É o filme de sempre, visto e revisto em partidas de futebol: uma equipa que se adianta no marcador, que não carrega sobre o adversário para “matar” o jogo e a outra equipa a empatar. Perto do final, para não dar hipótese de emenda – como também rezam os livros.

Seria quase missão impossível, convenhamos. A perda de titulares como Coentrão, João Pereira, Bruno Alves ou Postiga e, em especial, Raul Meireles, o mais insubstituível dos “faltosos”, não deixava muita margem à esperança, tendo em conta, igualmente, que a turma nacional já não é a grande Seleção da primeira década do século.

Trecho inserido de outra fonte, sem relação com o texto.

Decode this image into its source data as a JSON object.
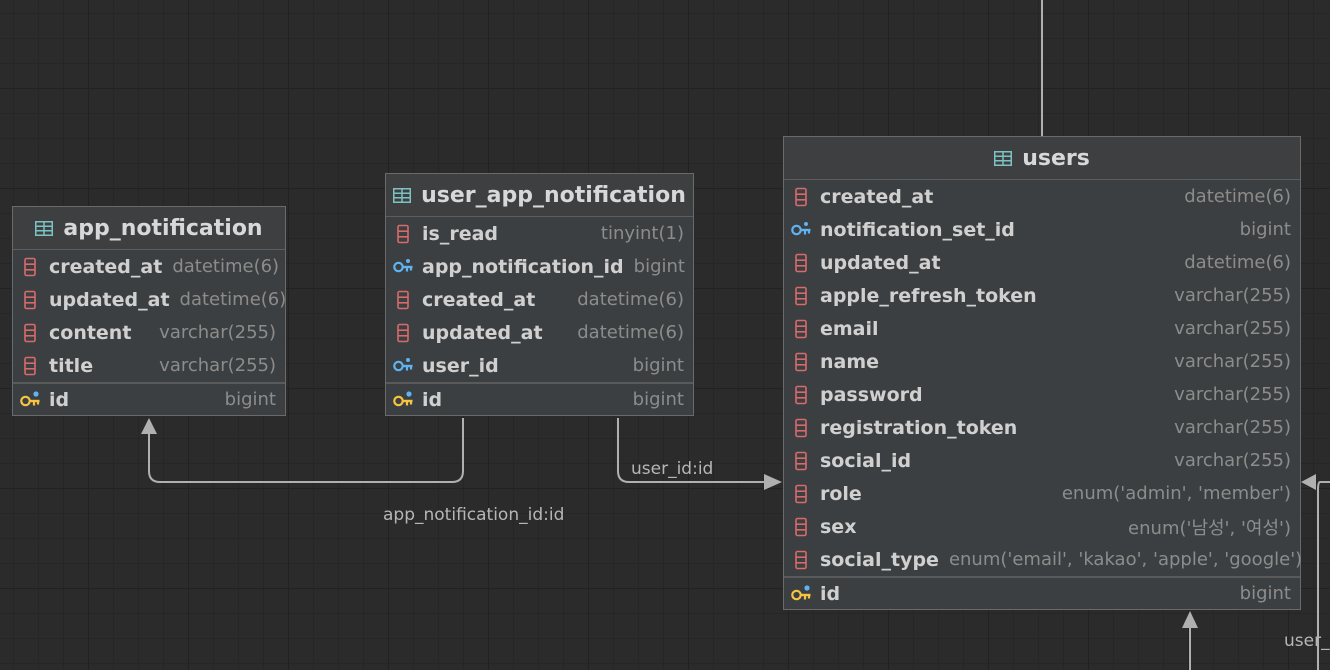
{
  "tables": {
    "app_notification": {
      "title": "app_notification",
      "columns": [
        {
          "name": "created_at",
          "type": "datetime(6)",
          "kind": "column"
        },
        {
          "name": "updated_at",
          "type": "datetime(6)",
          "kind": "column"
        },
        {
          "name": "content",
          "type": "varchar(255)",
          "kind": "column"
        },
        {
          "name": "title",
          "type": "varchar(255)",
          "kind": "column"
        }
      ],
      "pk": {
        "name": "id",
        "type": "bigint"
      }
    },
    "user_app_notification": {
      "title": "user_app_notification",
      "columns": [
        {
          "name": "is_read",
          "type": "tinyint(1)",
          "kind": "column"
        },
        {
          "name": "app_notification_id",
          "type": "bigint",
          "kind": "fk"
        },
        {
          "name": "created_at",
          "type": "datetime(6)",
          "kind": "column"
        },
        {
          "name": "updated_at",
          "type": "datetime(6)",
          "kind": "column"
        },
        {
          "name": "user_id",
          "type": "bigint",
          "kind": "fk"
        }
      ],
      "pk": {
        "name": "id",
        "type": "bigint"
      }
    },
    "users": {
      "title": "users",
      "columns": [
        {
          "name": "created_at",
          "type": "datetime(6)",
          "kind": "column"
        },
        {
          "name": "notification_set_id",
          "type": "bigint",
          "kind": "fk"
        },
        {
          "name": "updated_at",
          "type": "datetime(6)",
          "kind": "column"
        },
        {
          "name": "apple_refresh_token",
          "type": "varchar(255)",
          "kind": "column"
        },
        {
          "name": "email",
          "type": "varchar(255)",
          "kind": "column"
        },
        {
          "name": "name",
          "type": "varchar(255)",
          "kind": "column"
        },
        {
          "name": "password",
          "type": "varchar(255)",
          "kind": "column"
        },
        {
          "name": "registration_token",
          "type": "varchar(255)",
          "kind": "column"
        },
        {
          "name": "social_id",
          "type": "varchar(255)",
          "kind": "column"
        },
        {
          "name": "role",
          "type": "enum('admin', 'member')",
          "kind": "column"
        },
        {
          "name": "sex",
          "type": "enum('남성', '여성')",
          "kind": "column"
        },
        {
          "name": "social_type",
          "type": "enum('email', 'kakao', 'apple', 'google')",
          "kind": "column"
        }
      ],
      "pk": {
        "name": "id",
        "type": "bigint"
      }
    }
  },
  "relations": {
    "user_id_label": "user_id:id",
    "app_notification_id_label": "app_notification_id:id",
    "edge_label": "user_"
  },
  "icons": {
    "table": "table-icon",
    "column": "column-icon",
    "foreign_key": "foreign-key-icon",
    "primary_key": "primary-key-icon"
  },
  "colors": {
    "background": "#2b2b2b",
    "table_icon": "#7ec3c3",
    "column_icon": "#d76a6a",
    "foreign_key_icon": "#5fb3f0",
    "primary_key_icon": "#f5c542"
  }
}
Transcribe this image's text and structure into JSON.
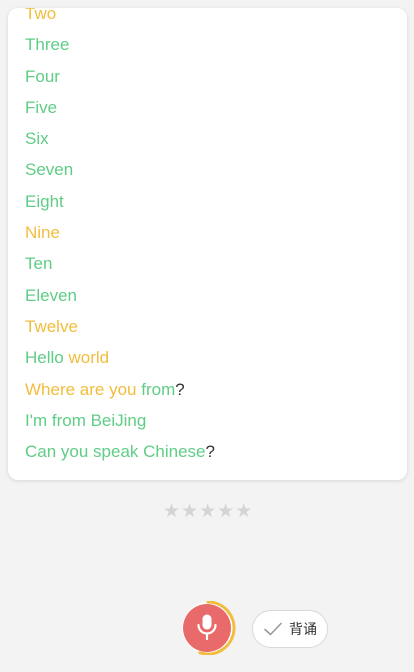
{
  "sentences": [
    {
      "segments": [
        {
          "text": "Two",
          "status": "mid"
        }
      ]
    },
    {
      "segments": [
        {
          "text": "Three",
          "status": "ok"
        }
      ]
    },
    {
      "segments": [
        {
          "text": "Four",
          "status": "ok"
        }
      ]
    },
    {
      "segments": [
        {
          "text": "Five",
          "status": "ok"
        }
      ]
    },
    {
      "segments": [
        {
          "text": "Six",
          "status": "ok"
        }
      ]
    },
    {
      "segments": [
        {
          "text": "Seven",
          "status": "ok"
        }
      ]
    },
    {
      "segments": [
        {
          "text": "Eight",
          "status": "ok"
        }
      ]
    },
    {
      "segments": [
        {
          "text": "Nine",
          "status": "mid"
        }
      ]
    },
    {
      "segments": [
        {
          "text": "Ten",
          "status": "ok"
        }
      ]
    },
    {
      "segments": [
        {
          "text": "Eleven",
          "status": "ok"
        }
      ]
    },
    {
      "segments": [
        {
          "text": "Twelve",
          "status": "mid"
        }
      ]
    },
    {
      "segments": [
        {
          "text": "Hello ",
          "status": "ok"
        },
        {
          "text": "world",
          "status": "mid"
        }
      ]
    },
    {
      "segments": [
        {
          "text": "Where are you ",
          "status": "mid"
        },
        {
          "text": "from",
          "status": "ok"
        },
        {
          "text": "?",
          "status": "plain"
        }
      ]
    },
    {
      "segments": [
        {
          "text": "I'm from BeiJing",
          "status": "ok"
        }
      ]
    },
    {
      "segments": [
        {
          "text": "Can you speak Chinese",
          "status": "ok"
        },
        {
          "text": "?",
          "status": "plain"
        }
      ]
    }
  ],
  "rating": {
    "max": 5,
    "filled": 0
  },
  "record": {
    "icon": "microphone-icon",
    "progress": 0.55
  },
  "recite_button": {
    "icon": "check-icon",
    "label": "背诵"
  },
  "colors": {
    "ok": "#5fcd86",
    "mid": "#f2bd3c",
    "mic": "#e86a6a",
    "ring": "#f2bd3c",
    "star_empty": "#d4d4d4"
  }
}
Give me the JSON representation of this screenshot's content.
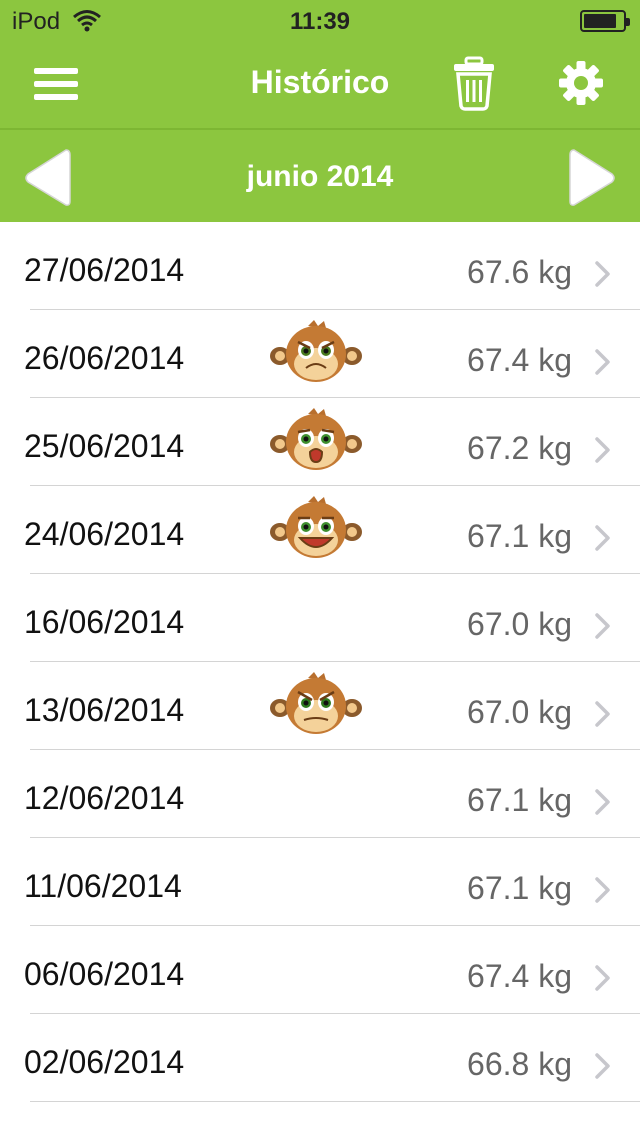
{
  "status_bar": {
    "carrier": "iPod",
    "time": "11:39"
  },
  "header": {
    "title": "Histórico"
  },
  "month_nav": {
    "label": "junio 2014"
  },
  "entries": [
    {
      "date": "27/06/2014",
      "weight": "67.6 kg",
      "mood": null
    },
    {
      "date": "26/06/2014",
      "weight": "67.4 kg",
      "mood": "sad"
    },
    {
      "date": "25/06/2014",
      "weight": "67.2 kg",
      "mood": "surprised"
    },
    {
      "date": "24/06/2014",
      "weight": "67.1 kg",
      "mood": "happy"
    },
    {
      "date": "16/06/2014",
      "weight": "67.0 kg",
      "mood": null
    },
    {
      "date": "13/06/2014",
      "weight": "67.0 kg",
      "mood": "angry"
    },
    {
      "date": "12/06/2014",
      "weight": "67.1 kg",
      "mood": null
    },
    {
      "date": "11/06/2014",
      "weight": "67.1 kg",
      "mood": null
    },
    {
      "date": "06/06/2014",
      "weight": "67.4 kg",
      "mood": null
    },
    {
      "date": "02/06/2014",
      "weight": "66.8 kg",
      "mood": null
    }
  ],
  "colors": {
    "accent": "#8cc63f",
    "text": "#111111",
    "weight_text": "#666666",
    "separator": "#d4d4d4",
    "chevron": "#c7c7cc"
  },
  "icons": [
    "menu-icon",
    "trash-icon",
    "gear-icon",
    "arrow-left-icon",
    "arrow-right-icon",
    "chevron-right-icon",
    "monkey-face-icon"
  ]
}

Esta manta de suplentes, apesar de esforçada, pertence ao segundo ou ao terceiro patamar das estrelas da bola e não podemos exigir-lhe que mostre em campo o futebol que na realidade não tem.

É certo que empatámos por causa de um erro improvável daquele que forma, com Pepe, Moutinho, Nani e Cristiano, o quinteto de ouro – do ouro que resta à Seleção. Mas não é menos certo que todos os golos acontecem porque alguém não fez o que devia, pelo que não se deve crucificar o guarda-redes leonino e, sim, condenar a lentidão global da equipa, que aparenta atuar, ontem como antes, com a certeza de que não vale a pena correr muito porque no fim acabaremos por nos qualificar. E se nos calhar a França e não a Hungria?

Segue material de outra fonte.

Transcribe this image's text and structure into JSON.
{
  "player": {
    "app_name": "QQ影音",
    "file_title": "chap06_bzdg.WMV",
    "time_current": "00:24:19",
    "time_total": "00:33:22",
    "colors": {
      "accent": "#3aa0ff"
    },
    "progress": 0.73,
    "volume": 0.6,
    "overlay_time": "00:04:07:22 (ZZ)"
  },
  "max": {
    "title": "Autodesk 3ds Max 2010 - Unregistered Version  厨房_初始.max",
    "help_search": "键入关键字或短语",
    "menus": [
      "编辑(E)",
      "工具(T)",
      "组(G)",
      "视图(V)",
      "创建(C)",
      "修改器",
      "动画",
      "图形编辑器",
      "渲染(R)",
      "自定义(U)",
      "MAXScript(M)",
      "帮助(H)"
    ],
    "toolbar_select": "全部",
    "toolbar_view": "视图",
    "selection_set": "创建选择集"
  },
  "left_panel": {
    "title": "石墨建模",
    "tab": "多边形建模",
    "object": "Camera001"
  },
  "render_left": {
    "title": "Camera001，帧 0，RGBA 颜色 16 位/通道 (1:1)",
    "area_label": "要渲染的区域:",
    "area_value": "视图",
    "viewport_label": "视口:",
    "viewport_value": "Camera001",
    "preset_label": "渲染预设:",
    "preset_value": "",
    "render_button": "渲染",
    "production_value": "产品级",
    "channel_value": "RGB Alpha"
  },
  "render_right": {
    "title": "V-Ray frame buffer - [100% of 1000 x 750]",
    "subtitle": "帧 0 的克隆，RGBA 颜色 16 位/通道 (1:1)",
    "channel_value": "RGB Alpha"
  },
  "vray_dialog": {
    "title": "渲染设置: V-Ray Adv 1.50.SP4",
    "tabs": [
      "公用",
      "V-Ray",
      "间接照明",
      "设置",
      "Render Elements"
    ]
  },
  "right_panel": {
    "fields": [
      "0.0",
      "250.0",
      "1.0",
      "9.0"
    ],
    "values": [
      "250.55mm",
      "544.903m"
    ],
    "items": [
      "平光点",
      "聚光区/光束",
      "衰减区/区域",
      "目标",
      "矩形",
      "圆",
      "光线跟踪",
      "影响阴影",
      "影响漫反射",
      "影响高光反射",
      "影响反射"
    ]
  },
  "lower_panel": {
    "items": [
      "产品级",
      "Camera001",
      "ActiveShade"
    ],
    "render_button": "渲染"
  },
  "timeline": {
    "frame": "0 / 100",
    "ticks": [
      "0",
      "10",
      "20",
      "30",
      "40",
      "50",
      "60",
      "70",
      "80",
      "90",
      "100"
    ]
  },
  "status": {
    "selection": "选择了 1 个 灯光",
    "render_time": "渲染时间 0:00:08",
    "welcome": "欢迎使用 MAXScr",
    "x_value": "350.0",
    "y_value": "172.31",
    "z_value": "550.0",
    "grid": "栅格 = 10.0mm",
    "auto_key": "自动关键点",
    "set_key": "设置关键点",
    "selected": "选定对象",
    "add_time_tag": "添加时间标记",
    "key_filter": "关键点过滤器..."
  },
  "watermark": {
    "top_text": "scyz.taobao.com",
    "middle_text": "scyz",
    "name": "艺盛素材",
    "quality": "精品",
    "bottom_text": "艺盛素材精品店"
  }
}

Infelizmente, a paragem dos campeonatos parece constituir uma oportunidade de abrandamento de ritmo para os internacionais portugueses, saturados de jogos nas ligas em que participam, e que circulam em campo, de quinas ao peito, sem velocidade, sem pressão e com uma circulação de bola quase miserável. Na terça-feira, voltam Coentrão e Postiga, saem Pepe e Cristiano, ou seja, vai ser bonito.

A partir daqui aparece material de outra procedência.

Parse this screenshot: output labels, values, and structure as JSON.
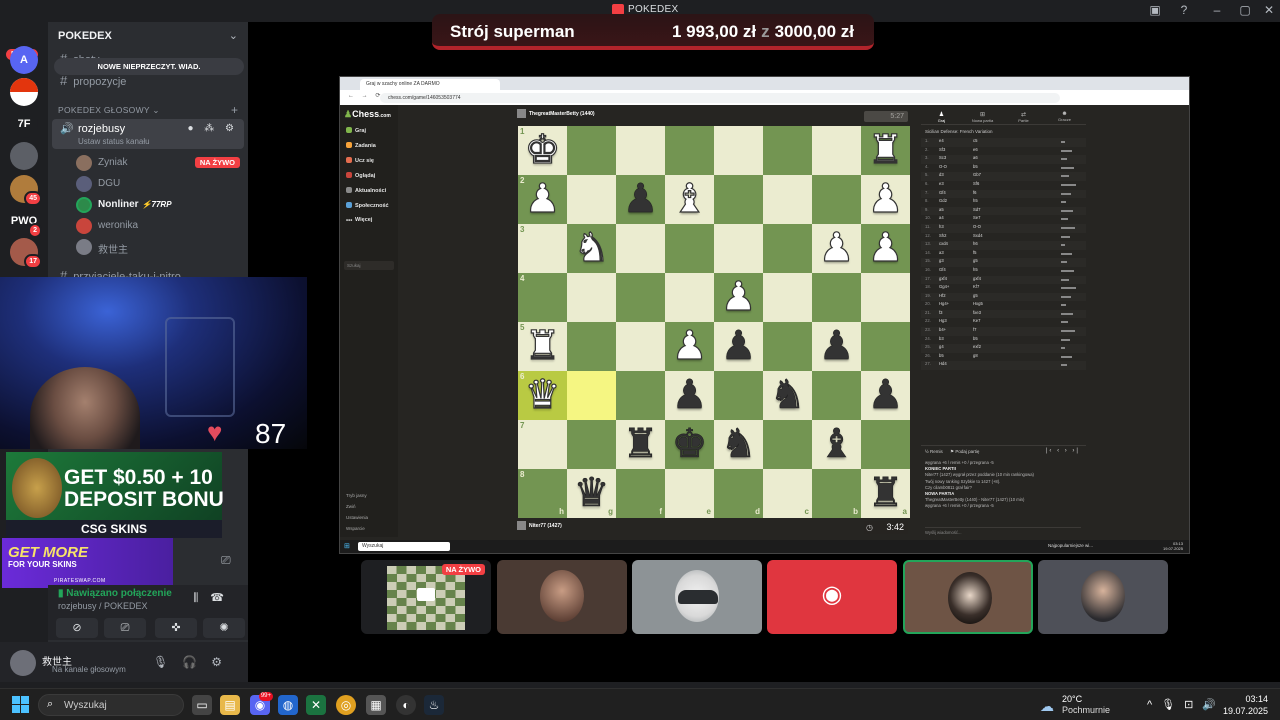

Na verdade, se já nos qualificámos para o playoff tanto faz, e Paulo Bento pode até fazer novas experiências, embora seja difícil que consiga melhores resultados, pois o pano que tem para o fato não chega para as mangas. E neste momento, afinal, só interessa saber que seleção nos calhará em sorte e descobrir o que fazer para pôr a nossa malta a esforçar-se um bocadinho – eis o drama dos dramas.